Coming to theaters on July 3, Midsommar follows a group of graduate students to a small commune in Sweden that's celebrating a once-in-a-lifetime festival. Dani (Florence Pugh), Christian (Jack Reynor), and their other American friends are invited by Pelle (Vilhelm Blomgren), who grew up there. They could never have prepared themselves for the horrible rituals that the festival actually entails, and not everything in the film is totally fictionalized. Will the Midsommar version of the village of Hårga was totally created for the film, there is a real village in Sweden that also carries that name.
In real life, Hårga is thankfully not the rural site of the fictional community in the film. (The Midsommar villagers themselves are also called the Hårga — it's confusing.) The real place is located near the west coast of Sweden, north of Stockholm. If you visit it for the real Midsummer holiday, which celebrates the summer solstice, you won't encounter the various horrors that Dani and Christian do. Midsummer celebrations usually include flower gathering and weaving along with a dancing game called Små grodorna, according to Real Scandinavia.
The movie's Hårga, however, is home to a group living outside of many cultural norms that the Americans hold dear. The village itself was built for the film. “I felt it was important for audiences to be able to see different parts of the village in every shot, as though you were actually there celebrating with the Hårga,” filmmaker Ari Aster says in the production notes. “I wanted the geography of the village to be something the audience comes to know in their bones by the end of the movie.” The notes go on to say that Aster and production designer Henrik Svensson had the entire village mapped out before they even chose a location for it to be built. (The fake Hårga was actually constructed outside of Budapest, not in Sweden.)
Aster told Rotten Tomatoes that the rituals and events depicted in Midsommar don't just come from a single, cultural source. "It’s drawn from a lot of research, there’s a lot of actual tradition that’s sort of buried in the film, there’s a lot of folklore," he said. "I was pulling from a lot of different spiritual movements that have nothing to do in many cases with even Sweden, but there are hundreds of things kind of woven together here."

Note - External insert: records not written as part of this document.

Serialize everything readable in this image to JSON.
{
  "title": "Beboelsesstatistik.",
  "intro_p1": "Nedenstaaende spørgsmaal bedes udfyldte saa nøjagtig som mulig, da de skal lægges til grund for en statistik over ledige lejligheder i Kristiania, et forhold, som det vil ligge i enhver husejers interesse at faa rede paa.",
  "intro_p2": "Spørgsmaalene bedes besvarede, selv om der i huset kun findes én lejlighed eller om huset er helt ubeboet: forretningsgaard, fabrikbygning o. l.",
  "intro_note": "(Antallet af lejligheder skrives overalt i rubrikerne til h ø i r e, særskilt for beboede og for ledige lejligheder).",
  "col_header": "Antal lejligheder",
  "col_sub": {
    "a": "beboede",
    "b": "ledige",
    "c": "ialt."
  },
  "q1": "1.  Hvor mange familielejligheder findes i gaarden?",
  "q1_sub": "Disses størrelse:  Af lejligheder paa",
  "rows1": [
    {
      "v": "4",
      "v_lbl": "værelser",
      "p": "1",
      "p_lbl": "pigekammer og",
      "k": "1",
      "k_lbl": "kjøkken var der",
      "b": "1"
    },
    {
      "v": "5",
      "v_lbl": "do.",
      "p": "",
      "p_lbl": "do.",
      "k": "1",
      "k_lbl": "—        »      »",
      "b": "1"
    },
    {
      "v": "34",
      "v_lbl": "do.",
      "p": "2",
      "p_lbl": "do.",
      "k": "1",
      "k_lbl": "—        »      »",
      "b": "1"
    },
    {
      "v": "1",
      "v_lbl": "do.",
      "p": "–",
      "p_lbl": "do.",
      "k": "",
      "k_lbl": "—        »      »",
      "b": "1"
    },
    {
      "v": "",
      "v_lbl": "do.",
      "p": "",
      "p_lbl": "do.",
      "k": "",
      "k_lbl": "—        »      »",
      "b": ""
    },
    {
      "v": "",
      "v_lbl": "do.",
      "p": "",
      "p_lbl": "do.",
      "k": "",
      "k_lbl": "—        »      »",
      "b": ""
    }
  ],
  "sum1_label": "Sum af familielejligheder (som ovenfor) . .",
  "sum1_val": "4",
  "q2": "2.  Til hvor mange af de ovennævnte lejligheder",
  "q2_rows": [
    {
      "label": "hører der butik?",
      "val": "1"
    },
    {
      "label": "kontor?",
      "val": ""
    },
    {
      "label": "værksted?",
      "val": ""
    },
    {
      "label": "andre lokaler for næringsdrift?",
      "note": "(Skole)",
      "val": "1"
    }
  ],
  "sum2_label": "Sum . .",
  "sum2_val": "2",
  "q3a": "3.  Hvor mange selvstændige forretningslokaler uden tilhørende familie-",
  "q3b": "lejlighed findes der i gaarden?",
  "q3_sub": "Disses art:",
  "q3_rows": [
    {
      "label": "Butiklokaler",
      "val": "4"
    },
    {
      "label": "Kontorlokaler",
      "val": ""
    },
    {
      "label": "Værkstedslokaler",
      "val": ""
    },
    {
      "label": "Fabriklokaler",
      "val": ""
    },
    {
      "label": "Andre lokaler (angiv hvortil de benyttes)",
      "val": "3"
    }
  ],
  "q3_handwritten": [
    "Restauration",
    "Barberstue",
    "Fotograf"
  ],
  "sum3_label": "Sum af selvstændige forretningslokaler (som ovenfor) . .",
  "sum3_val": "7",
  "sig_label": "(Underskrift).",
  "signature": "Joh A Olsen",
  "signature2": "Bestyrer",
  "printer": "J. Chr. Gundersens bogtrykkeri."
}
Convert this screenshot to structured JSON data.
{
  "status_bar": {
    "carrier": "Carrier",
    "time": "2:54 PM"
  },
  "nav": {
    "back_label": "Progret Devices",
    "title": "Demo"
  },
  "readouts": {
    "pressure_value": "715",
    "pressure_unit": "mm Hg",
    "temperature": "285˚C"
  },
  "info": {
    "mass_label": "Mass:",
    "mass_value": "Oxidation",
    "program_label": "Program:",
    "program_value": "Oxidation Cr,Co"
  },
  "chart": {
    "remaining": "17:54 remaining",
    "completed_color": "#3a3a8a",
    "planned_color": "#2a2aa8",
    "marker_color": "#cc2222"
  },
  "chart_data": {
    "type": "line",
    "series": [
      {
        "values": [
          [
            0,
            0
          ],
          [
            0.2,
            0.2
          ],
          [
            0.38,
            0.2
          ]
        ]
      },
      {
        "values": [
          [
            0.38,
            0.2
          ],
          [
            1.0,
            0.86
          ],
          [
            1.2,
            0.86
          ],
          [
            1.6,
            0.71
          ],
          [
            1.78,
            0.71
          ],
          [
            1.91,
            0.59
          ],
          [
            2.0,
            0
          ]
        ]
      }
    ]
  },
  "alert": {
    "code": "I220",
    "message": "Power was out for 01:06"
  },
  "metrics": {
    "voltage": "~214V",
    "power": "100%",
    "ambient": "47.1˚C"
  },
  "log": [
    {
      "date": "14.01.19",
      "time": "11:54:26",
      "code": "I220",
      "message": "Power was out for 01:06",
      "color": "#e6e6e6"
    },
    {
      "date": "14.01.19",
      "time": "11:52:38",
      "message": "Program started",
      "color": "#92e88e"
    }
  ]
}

Although he hasn't mentioned this specifically, it's possible that a real Swedish legend about Hårga led Aster to name his town after it. There's a traditional Swedish folk song called "Hårgalåten," or "The Hårga Song." The song tells the story of how the devil disguised himself as a fiddler and made the young people of the village dance until they dropped dead.
"Stop your bow, fiddler," the translated lyrics read, "before we dance our life, soul and bones away."
Even with all the references packed into it, Midsommar is pure fiction and not a reflection of any real religious group or settlement. Still, if you ever find yourself in the north of Sweden, a certain town name may give you the shivers.